Strategien frühneuzeitlicher Diplomatie

Lügen im Namen des Friedens

Strategien der englischen Diplomatie vor Beginn des Reichstages 1613
Stefanie Freyer
Legatus est vir bonus peregre missus ad mentiendum Reipublicae causa.
Sir Henry Wotton
Diesen – bis heute vielzitierten – Satz schrieb Henry Wotton (1568‒1639) im Jahre 1604 in das Stammbuch des Augsburgers Kaufmanns Hans Christoph Flechaimer (1575‒1625), als er sich auf dem Weg nach Venedig befand, um dort seinen Dienst als neu berufener englischer Gesandter anzutreten.1 Die Überlegung, dass ein Gesandter zwar ein ehrenwerter Mann sei, aber dennoch die Aufgabe habe, im Ausland für sein Land zu lügen, ließe sich in Anbetracht des Reiseziels durchaus als Ankündigung lesen, wie Wotton seine Arbeit in Venedig auszuführen gedachte. In diesem Sinne interpretierte zumindest der Kontroverstheologe Caspar Schoppe (1576‒1649) Wottons nicht ganz eindeutige, aber mit Sicherheit nicht für den öffentlichen Diskurs2 bestimmte Zeilen und nutzte sie einige Jahre später für „bissige Kritik“ an dem englischen Gesandten und dessen Dienstherrn.3 Schoppe hatte sich nach seiner Konversion zum katholischen Glauben rasch zu einem überaus produktiven, viel rezipierten Autor entwickelt, der mit unzähligen Schmähschriften gegen Protestanten hervortrat.4 Dazu gehörte auch der 1611 gedruckte „Ecclesiasticus“, in dem er den englischen König mithilfe des Stammbuchzitates angriff und behauptete, Wottons Worte seien absolut glaubwürdig, da sie direkt aus seiner Gesandteninstruktion stammen würden.5 Jakob I. selbst habe also den Auftrag zum Lügen gegeben. So einem König, der in suspekter Weise dem Moral- und Ehrverständnis Calvins folge, sei nicht zu trauen.6 Die Schrift erweckte europaweit großen Unmut. In Paris wurde der „Ecclesiasticus“ wegen beleidigender Passagen über den ermordeten König Heinrich IV. verboten und verbrannt.7 König Jakob I. reagierte ähnlich entschieden und nicht minder dramatisch, als er eine Effigie Schoppes in London hinrichten ließ; zudem forderte er seinen Gesandten auf, sich zu seinen diffamierenden Zeilen zu erklären.8 Wotton tat dies öffentlichkeitswirksam mit der 1613 gedruckten, achtseitigen „Epistola de Scioppio“, in der er seine Zeilen nachdrücklich zum Scherz erklärte.9 Spitzfindig wies er zudem darauf hin, dass die von Schoppe so boshaft missverstandene Definition in ihrer allgemein gehaltenen Formulierung keine konfessionelle Präferenz preisgebe und somit alle Gesandten, auch die des Papstes, einschließe.

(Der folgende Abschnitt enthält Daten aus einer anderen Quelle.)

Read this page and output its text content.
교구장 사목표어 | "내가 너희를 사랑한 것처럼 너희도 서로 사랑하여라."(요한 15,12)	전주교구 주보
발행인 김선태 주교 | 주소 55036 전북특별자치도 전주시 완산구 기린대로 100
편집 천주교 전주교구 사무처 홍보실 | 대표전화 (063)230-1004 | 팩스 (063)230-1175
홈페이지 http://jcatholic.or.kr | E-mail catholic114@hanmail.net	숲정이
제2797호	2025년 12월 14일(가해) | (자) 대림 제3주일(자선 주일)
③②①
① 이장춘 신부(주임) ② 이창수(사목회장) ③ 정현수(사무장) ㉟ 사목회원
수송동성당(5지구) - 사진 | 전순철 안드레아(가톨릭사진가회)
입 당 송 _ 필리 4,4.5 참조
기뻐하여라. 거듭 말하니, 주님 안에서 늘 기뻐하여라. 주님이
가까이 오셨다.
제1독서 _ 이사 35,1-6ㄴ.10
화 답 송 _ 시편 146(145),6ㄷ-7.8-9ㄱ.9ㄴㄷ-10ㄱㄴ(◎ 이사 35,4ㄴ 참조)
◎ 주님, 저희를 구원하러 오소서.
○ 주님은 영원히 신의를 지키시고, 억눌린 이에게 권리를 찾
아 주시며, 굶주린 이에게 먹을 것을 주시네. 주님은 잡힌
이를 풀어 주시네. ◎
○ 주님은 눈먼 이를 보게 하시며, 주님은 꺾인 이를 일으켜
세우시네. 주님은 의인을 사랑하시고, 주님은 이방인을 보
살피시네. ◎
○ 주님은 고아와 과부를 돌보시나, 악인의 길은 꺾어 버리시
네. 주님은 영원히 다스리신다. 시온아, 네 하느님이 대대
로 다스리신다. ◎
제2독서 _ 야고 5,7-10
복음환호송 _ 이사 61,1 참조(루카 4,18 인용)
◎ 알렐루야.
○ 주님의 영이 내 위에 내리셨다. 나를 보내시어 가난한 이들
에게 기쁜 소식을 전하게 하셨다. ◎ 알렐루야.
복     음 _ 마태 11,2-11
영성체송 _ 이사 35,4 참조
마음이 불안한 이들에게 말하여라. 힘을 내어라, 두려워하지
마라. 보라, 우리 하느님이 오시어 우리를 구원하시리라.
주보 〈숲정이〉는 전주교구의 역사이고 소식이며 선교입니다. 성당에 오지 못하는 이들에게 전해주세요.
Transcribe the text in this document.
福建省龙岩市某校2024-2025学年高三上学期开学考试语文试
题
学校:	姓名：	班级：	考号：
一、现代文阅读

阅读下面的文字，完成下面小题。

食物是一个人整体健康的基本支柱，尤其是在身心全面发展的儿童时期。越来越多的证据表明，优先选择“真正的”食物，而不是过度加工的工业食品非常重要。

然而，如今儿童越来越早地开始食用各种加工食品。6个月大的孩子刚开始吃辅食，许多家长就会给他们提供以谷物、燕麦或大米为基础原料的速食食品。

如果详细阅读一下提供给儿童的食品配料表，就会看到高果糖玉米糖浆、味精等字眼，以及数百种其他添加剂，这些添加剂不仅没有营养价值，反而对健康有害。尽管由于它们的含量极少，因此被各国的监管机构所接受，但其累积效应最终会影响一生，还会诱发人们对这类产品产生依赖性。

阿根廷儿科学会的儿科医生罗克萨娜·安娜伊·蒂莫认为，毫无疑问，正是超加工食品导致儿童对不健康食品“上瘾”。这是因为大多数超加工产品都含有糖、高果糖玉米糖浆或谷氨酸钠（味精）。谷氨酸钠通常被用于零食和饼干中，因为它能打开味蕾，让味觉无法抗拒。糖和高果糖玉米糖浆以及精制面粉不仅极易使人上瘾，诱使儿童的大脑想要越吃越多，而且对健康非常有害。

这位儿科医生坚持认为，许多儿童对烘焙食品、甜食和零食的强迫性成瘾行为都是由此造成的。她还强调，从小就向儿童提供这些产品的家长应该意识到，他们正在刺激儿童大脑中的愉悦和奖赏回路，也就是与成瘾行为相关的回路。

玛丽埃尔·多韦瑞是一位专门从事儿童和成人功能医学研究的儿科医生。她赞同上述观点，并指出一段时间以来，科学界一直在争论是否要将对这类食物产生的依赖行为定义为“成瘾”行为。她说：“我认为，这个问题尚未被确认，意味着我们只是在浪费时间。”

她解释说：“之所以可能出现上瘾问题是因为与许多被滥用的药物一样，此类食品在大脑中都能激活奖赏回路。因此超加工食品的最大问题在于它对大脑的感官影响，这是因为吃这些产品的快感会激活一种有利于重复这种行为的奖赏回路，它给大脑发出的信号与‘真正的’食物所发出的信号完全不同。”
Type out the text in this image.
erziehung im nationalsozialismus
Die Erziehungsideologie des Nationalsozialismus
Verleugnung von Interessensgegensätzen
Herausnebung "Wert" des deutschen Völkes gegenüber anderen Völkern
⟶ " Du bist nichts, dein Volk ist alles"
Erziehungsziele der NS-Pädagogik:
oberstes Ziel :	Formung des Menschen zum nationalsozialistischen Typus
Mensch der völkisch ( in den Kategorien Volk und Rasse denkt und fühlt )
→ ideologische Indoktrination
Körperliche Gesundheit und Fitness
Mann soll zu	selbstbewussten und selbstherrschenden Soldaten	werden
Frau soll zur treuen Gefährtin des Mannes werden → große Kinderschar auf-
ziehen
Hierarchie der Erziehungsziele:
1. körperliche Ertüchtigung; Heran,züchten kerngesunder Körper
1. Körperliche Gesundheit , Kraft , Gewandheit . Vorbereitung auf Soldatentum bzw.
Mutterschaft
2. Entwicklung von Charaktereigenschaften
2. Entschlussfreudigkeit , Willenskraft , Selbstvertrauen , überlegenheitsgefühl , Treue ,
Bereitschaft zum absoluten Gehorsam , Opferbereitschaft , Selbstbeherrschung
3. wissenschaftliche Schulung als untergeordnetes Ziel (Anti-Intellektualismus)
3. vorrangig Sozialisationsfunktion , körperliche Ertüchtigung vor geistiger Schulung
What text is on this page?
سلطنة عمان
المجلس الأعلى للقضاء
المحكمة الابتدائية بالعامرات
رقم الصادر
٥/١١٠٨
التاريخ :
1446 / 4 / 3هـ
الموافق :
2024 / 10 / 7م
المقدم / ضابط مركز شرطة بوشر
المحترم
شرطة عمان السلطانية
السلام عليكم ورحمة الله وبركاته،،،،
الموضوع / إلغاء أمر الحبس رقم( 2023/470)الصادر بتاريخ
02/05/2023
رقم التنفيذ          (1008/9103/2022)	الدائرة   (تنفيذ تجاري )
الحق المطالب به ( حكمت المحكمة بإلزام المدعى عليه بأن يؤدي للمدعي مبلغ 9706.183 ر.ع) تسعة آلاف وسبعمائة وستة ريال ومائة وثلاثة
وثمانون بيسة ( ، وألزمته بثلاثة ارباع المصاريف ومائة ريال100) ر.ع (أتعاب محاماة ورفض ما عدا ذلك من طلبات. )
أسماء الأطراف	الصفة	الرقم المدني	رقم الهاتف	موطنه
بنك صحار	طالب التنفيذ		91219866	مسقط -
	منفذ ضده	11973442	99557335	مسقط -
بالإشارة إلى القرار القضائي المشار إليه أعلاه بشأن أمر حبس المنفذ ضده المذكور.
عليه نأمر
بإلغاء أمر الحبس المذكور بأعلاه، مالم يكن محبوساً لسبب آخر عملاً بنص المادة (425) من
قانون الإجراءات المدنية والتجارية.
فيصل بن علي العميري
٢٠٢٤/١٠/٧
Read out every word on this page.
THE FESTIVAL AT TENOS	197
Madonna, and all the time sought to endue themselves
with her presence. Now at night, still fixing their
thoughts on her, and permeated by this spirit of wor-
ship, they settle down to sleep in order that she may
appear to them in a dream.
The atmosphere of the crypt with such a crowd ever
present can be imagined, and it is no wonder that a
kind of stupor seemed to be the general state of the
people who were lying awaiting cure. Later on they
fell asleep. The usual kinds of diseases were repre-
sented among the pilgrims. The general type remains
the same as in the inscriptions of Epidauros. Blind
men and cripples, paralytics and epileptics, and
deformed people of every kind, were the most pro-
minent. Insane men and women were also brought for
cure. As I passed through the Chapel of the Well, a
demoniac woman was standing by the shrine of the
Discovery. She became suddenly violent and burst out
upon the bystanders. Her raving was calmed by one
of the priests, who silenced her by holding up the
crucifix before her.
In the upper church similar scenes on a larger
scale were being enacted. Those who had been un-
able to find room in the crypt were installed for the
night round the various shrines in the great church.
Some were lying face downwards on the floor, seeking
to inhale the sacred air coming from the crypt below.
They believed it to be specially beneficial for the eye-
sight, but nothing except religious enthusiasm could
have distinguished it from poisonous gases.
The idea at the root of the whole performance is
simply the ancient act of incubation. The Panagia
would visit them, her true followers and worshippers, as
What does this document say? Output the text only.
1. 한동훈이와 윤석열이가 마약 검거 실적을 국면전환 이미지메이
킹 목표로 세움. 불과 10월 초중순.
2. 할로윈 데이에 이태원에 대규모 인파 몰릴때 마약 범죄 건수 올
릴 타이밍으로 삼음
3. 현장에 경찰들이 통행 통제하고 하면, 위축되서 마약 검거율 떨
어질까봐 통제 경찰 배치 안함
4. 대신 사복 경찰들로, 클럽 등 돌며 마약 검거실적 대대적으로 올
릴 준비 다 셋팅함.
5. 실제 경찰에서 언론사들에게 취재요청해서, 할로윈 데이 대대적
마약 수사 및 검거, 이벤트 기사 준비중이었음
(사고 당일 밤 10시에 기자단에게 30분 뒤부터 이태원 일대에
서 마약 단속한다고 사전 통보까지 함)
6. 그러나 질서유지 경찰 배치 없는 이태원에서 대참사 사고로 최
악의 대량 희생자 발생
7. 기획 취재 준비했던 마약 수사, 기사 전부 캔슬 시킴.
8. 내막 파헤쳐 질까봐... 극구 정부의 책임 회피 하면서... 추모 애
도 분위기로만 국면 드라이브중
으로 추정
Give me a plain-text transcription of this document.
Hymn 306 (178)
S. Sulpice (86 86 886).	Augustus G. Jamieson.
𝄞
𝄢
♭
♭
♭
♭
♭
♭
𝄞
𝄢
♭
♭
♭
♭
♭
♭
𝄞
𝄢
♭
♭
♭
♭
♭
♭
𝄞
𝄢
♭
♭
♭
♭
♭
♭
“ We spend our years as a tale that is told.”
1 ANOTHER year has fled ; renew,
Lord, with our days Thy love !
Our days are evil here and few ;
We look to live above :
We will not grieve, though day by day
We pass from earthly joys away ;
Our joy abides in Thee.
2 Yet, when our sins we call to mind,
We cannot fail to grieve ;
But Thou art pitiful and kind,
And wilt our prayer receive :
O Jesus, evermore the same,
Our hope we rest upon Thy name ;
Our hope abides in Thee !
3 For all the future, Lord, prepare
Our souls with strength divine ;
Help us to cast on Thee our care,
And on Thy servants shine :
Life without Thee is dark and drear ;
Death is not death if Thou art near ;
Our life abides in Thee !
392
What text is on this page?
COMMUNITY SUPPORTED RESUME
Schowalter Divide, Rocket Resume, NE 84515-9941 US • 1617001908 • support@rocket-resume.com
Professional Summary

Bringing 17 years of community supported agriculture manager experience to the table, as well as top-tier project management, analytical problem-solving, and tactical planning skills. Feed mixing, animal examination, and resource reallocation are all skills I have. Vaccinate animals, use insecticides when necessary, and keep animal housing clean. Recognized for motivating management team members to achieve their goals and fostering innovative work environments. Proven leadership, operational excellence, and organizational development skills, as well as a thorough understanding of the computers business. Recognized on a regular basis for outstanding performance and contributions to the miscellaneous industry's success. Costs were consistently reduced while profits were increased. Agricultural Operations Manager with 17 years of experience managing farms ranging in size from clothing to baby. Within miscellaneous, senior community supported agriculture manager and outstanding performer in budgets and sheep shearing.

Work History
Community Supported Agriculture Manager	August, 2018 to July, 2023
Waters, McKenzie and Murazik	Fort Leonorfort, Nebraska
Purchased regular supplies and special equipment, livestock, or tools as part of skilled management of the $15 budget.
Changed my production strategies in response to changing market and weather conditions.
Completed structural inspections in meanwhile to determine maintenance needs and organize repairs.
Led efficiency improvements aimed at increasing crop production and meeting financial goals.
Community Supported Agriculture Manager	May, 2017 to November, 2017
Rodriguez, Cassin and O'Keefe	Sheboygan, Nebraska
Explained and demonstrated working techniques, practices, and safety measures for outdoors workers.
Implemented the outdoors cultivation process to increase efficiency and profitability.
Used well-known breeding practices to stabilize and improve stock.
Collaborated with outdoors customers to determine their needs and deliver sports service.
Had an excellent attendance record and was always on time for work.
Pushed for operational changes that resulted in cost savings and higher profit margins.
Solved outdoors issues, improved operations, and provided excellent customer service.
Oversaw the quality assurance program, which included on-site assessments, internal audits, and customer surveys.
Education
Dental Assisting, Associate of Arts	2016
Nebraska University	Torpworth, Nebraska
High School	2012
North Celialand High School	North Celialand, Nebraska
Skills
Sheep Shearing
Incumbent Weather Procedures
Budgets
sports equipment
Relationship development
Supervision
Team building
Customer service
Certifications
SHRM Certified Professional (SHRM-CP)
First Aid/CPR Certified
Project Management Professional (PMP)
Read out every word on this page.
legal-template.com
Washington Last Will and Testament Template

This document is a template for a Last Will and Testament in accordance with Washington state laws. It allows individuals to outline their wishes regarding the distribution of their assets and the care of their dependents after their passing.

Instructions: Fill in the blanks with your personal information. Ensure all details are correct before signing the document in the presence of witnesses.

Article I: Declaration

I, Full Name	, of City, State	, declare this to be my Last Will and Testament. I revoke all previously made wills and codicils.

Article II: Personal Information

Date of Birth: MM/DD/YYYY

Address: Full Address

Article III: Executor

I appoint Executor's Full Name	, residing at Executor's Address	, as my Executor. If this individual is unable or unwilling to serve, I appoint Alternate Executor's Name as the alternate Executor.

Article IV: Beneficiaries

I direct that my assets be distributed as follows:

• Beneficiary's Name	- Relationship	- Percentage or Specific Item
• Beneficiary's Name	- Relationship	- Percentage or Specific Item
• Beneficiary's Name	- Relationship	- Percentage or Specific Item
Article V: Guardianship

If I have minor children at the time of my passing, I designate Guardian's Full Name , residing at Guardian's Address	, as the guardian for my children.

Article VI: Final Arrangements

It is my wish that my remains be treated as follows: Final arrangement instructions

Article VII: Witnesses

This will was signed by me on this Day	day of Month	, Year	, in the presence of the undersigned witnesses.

Dass sich Wotton nicht in grundlegende Unschuldsbeteuerungen verstrickte, sondern sich mit einem missglückten Scherz entschuldigte, spiegelt den zeitgenössisch intensiv diskutierten Usus der Diplomatie wider, zwischen vertrauensbildender Ehrlichkeit und Misstrauen schürender Unaufrichtigkeit je nach ihrer politischen Wirksamkeit situativ abzuwägen.10 Moralische Bedenken spielten dabei eine eher untergeordnete Rolle, da das officiosum mendacium, d. h. das intentionale, pflichtbewusste Lügen im Interesse des Dienstherrn bzw. des Staates, schon um 1600 als neccessitas galt.11 Auch englische Gesandte erwogen die Optionen der (Dis‐)Simulation und entschieden sich gerade zu der Zeit, als König Jakob I. von Schoppe als Lügner verunglimpft wurde, nicht immer für die Ehrlichkeit. Das zeigen die Korrespondenzen von Wottons englischem Amtskollegen Stephen Lesieur (vor 1575 – ca. 1638), der unter Königin Elisabeth I. und ab 1603 unter König Jakob I. wiederholt ins römisch-deutsche Reich geschickt worden war. Von Lesieurs letzter Entsendung, die im Herbst 1612 begann und ursprünglich verstetigt werden sollte,12 ist ein dichter Briefwechsel erhalten. Darin berichtet er in enger Abfolge an seinen Dienstherrn und an hohe Regierungsbeamte über sein Tun und seine Beobachtungen der politischen Entwicklungen. Eine Analyse dieser Schreiben zeigt, auf welche Art und Weise, in welcher Situation und mit welchen Zielen sich die englische Diplomatie der Unwahrheit bediente und inwieweit Falschinformationen als strategisches Instrument eingesetzt wurden.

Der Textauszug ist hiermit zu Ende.